Obesity is defined by the Centers for Disease Control and Prevention (CDC) as excess weight that is unhealthy for a person of a certain height. This additional weight has been determined to have a definite negative effect on the cardiovascular system. About thirty-five percent of adults (78 million) and seventeen percent of children ages 2 to 19 (almost 13 million) are obese, according to the American Heart Association (AHA). This condition should be included in any heart health equation.
Specific effects on the heart
Heart disease is the number one cause of death in America with stroke and diabetes ranking fifth and seventh, according to CDC. Obesity raises the level of triglycerides in the blood system. Triglycerides are fats distributed throughout the body and the higher that level, the harder it is for blood to flow to the heart and other organs. Being obese also lowers HDL, often called “good cholesterol.” HDL helps keep arteries clear. In addition to the impact on cholesterol, higher blood pressure is another result of obesity. All of these factor into a greater chance of heart attack or stroke.
How obesity is determined
Obesity is determined by Body Mass Index, or BMI. Basically, it’s the ideal weight for a particular height. Normal BMI ranges from between 18.5 to 25. A person is considered “overweight,” but not obese if the level is between 25 and 30. A person with BMI over 30 is defined as obese. A physician or cardiologist can determine BMI but there are resources available online. Calculators are provided on the web sites of CDC (CDC.gov), the National Heart, Lung and Blood Institute (nhlbi.nih.gov) and other sites. A person can enter height and weight and the calculator will determine BMI. It is important to consult with a physician or cardiologist to confirm results.

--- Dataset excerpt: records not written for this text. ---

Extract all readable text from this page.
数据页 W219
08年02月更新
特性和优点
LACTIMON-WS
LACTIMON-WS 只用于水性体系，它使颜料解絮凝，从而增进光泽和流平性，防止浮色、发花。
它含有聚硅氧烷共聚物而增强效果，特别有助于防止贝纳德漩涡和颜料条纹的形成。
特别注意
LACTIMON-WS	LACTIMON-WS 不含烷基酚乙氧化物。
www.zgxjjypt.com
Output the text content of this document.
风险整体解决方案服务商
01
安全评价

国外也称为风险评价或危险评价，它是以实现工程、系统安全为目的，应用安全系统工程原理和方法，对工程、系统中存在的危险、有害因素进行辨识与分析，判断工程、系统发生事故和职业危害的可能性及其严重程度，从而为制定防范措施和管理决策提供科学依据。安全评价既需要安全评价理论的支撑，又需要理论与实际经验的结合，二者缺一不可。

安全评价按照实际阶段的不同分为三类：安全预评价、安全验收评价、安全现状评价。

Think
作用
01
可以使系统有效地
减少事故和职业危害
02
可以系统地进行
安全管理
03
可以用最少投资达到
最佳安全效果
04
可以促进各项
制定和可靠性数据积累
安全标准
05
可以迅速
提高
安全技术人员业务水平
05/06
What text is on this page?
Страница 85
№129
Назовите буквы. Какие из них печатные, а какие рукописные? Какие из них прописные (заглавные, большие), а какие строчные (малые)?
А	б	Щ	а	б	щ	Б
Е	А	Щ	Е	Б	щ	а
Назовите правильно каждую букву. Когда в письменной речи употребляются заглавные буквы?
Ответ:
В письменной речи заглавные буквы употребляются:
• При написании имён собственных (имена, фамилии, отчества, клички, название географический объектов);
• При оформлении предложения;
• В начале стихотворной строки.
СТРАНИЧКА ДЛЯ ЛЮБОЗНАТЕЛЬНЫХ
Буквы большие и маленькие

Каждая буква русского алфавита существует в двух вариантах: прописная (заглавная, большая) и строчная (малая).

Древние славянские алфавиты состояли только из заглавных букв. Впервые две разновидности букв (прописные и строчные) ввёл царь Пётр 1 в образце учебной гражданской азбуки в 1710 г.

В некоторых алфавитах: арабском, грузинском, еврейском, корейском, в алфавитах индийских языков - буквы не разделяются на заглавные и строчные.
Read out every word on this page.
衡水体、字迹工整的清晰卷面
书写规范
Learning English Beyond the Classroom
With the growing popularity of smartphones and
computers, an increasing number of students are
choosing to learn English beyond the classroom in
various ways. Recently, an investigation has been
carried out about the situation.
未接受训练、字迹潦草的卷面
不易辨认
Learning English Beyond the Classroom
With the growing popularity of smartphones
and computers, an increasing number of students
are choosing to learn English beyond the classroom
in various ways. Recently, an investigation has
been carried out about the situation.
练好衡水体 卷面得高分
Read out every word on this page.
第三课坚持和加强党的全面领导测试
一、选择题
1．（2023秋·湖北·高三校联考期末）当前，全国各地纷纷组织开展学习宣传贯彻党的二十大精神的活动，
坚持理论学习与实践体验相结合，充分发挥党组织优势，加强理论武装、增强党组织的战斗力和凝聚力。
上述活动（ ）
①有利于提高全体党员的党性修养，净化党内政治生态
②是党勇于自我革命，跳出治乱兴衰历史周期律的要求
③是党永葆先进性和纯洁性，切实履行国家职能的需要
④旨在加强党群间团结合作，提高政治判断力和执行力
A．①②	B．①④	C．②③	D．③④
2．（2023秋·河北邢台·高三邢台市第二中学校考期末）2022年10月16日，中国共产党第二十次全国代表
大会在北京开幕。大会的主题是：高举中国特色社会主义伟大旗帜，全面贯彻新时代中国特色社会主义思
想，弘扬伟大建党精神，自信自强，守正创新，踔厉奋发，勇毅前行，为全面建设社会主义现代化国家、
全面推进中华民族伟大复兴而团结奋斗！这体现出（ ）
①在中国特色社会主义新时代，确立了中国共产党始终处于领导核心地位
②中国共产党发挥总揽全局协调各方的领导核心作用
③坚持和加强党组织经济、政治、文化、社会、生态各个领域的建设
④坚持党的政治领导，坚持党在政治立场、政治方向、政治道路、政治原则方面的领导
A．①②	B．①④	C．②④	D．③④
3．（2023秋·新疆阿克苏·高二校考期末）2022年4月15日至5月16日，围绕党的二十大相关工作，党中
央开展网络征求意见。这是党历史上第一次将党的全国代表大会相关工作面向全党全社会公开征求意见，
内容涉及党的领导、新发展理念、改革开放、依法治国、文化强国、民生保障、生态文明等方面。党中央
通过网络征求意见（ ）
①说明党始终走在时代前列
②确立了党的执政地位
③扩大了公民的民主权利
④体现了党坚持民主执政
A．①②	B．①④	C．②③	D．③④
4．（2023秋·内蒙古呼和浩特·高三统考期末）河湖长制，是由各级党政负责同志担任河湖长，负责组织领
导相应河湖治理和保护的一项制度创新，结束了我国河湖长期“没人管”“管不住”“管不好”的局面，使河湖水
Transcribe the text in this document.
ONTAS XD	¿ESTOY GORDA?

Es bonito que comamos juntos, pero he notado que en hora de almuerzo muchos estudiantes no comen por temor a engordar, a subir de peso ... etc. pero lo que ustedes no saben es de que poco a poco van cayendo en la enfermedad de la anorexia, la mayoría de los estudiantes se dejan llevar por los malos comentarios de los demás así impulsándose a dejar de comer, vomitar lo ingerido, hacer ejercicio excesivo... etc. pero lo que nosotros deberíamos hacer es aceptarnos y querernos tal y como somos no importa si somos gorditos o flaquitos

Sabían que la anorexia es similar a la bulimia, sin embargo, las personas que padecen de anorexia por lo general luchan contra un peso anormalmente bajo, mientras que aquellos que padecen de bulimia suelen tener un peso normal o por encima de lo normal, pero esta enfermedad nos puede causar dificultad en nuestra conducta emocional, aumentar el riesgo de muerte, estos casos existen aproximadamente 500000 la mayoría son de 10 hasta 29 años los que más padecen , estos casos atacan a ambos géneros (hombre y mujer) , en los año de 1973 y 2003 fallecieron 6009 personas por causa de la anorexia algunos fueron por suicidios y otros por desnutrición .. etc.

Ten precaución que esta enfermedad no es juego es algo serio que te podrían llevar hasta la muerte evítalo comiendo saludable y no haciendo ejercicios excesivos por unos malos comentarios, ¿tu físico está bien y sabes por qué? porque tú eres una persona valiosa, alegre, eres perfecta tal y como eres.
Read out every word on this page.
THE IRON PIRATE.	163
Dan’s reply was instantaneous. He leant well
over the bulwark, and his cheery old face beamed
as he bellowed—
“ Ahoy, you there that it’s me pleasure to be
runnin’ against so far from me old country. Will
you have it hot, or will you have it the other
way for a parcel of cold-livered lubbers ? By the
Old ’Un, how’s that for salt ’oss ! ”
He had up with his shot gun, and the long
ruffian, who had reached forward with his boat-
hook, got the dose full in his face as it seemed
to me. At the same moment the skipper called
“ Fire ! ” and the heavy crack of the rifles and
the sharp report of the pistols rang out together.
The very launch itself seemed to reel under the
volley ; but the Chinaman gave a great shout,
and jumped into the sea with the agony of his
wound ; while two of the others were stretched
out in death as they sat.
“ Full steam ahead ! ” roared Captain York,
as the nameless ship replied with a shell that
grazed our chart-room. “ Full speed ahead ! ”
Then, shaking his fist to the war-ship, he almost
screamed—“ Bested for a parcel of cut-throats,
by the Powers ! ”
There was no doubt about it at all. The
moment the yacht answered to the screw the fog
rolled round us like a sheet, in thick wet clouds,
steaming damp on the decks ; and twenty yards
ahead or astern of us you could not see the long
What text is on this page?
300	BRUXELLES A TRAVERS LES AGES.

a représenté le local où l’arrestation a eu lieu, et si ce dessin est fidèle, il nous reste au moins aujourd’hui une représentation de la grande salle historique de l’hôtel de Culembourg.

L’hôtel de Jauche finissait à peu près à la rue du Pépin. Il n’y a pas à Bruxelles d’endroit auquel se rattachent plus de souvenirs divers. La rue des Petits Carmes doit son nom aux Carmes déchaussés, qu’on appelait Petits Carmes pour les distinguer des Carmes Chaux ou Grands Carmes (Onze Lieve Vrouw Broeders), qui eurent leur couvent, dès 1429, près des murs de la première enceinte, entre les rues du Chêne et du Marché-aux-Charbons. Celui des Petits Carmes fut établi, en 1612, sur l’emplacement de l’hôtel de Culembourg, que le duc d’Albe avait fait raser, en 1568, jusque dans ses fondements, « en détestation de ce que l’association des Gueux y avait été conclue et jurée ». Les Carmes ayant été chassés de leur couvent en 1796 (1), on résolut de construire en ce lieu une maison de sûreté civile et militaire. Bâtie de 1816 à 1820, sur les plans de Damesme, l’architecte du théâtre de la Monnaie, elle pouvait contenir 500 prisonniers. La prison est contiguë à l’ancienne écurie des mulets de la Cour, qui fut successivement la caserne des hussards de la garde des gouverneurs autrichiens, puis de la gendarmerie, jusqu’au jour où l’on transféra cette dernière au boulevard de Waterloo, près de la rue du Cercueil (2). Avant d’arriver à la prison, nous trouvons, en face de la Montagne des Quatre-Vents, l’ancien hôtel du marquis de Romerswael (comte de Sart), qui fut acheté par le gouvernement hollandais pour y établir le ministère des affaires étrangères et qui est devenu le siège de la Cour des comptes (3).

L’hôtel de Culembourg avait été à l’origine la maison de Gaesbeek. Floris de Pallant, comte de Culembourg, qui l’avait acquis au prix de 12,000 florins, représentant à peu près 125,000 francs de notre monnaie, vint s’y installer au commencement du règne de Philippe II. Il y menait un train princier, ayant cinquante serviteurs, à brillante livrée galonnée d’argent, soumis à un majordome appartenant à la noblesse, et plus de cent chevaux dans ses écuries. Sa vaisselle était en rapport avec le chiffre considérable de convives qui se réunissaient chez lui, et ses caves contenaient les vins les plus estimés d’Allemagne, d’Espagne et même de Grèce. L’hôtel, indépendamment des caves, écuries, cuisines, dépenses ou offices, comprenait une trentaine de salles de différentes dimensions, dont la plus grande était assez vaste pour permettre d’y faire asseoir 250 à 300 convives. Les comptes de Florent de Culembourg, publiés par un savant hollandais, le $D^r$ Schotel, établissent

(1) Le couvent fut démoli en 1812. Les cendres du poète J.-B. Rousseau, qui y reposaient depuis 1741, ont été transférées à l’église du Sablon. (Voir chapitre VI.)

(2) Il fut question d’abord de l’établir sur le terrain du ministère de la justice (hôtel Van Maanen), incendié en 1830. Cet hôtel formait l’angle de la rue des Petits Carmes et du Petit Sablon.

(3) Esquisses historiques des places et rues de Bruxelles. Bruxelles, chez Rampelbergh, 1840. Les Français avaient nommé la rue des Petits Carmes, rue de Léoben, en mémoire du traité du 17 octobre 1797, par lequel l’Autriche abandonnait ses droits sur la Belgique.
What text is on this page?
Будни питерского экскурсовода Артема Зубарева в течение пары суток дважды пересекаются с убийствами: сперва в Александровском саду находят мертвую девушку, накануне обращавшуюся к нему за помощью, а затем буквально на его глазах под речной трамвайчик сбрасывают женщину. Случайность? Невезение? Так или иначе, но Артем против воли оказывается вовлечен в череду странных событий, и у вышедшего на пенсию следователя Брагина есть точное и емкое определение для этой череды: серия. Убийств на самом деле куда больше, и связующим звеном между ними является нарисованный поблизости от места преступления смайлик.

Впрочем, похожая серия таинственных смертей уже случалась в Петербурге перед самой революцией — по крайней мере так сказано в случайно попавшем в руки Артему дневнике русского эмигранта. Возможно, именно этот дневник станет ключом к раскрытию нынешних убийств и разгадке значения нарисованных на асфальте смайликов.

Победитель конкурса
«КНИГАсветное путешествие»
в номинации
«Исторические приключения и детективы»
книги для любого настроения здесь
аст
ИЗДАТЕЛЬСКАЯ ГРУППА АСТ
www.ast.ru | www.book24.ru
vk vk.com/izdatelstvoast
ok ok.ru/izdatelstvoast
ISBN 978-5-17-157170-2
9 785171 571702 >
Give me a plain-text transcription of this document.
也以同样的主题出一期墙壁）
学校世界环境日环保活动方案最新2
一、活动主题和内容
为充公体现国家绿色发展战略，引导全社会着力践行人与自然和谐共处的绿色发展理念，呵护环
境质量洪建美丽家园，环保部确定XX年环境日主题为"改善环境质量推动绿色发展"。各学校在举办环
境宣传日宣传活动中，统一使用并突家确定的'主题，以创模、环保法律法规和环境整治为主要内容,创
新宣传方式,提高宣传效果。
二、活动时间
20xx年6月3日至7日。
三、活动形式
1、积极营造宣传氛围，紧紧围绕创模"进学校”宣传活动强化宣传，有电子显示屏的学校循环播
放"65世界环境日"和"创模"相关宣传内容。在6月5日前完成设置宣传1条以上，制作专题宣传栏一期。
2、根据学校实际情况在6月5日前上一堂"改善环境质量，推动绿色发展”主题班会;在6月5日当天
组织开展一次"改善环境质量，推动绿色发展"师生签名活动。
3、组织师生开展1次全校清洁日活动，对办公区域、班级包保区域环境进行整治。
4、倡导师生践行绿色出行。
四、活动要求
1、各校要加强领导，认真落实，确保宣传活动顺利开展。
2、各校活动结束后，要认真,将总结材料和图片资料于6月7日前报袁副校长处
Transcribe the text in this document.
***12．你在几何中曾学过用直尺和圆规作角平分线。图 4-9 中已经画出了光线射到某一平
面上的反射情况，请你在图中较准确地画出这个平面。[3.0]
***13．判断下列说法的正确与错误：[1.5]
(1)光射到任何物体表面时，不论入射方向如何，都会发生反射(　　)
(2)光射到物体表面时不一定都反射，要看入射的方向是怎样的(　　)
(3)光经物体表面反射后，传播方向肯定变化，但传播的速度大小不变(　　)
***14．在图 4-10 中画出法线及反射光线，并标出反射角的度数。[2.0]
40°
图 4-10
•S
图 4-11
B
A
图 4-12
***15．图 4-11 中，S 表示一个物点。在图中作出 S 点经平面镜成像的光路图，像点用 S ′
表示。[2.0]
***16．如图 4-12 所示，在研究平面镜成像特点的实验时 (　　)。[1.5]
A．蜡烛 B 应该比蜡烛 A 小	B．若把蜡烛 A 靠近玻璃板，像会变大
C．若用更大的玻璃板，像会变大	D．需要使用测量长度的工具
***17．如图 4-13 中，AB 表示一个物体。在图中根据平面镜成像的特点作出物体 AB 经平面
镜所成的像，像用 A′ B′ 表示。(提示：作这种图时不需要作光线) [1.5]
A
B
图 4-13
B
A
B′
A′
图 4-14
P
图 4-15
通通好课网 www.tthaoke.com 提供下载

Another method is to simply measure the waist. Women who measure 35 inches or more and men who measure 40 inches or more at the waist are prime candidates for obesity. Again, consulting a physician or cardiologist to confirm is recommended.
Take it seriously
It is important not to take obesity lightly. In fact, the AHA, the American College of Cardiology and The Obesity Society recommended in 2013 that it be treated as a disease. The institutions believe that the complications that obesity leads to, especially when combined with family medical history and other factors, warrant such a designation. The Food and Drug Administration changed its labeling requirements for food products because of the direct link between obesity and heart disease, diabetes and other chronic illnesses.
There are many methods of treating obesity. The severity of the disease will help determine which would be the most effective in an individual. Changes in diet, exercise and lifestyle have definite effect on weight and obesity. Reducing calorie intake, increasing physical exercise and eliminating harmful lifestyle choices, such as smoking, will help reduce excess weight. These methods take consistency and patience because of the time involved. To be most effective and to avoid regaining lost weight, eating a proper diet and getting sufficient exercise should be incorporated into daily living.
In some cases, medication is prescribed to combat obesity. Among products prescribed for obesity are orlistat, lorcaserin, phentermine and liraglutide. These, and other similar class drugs are produced by different manufacturers to be administered under the advice of a physician.
Surgery is also an option. The severity of the obesity, age and other conditions, such as pregnancy, are considered prior to deciding on surgery. Gastric bypass surgery, laparoscopic adjustable gastric banding, biliopancreatic diversion with duodenal switch and gastric sleeve are surgical methods in treating obesity.
Once any of these methods is chosen, subsequent healthy living is imperative to make sure the problem doesn’t occur again. After a prescribed medication’s time has come and gone or if surgery has taken place, overeating and a sedentary lifestyle increase the odds of obesity returning.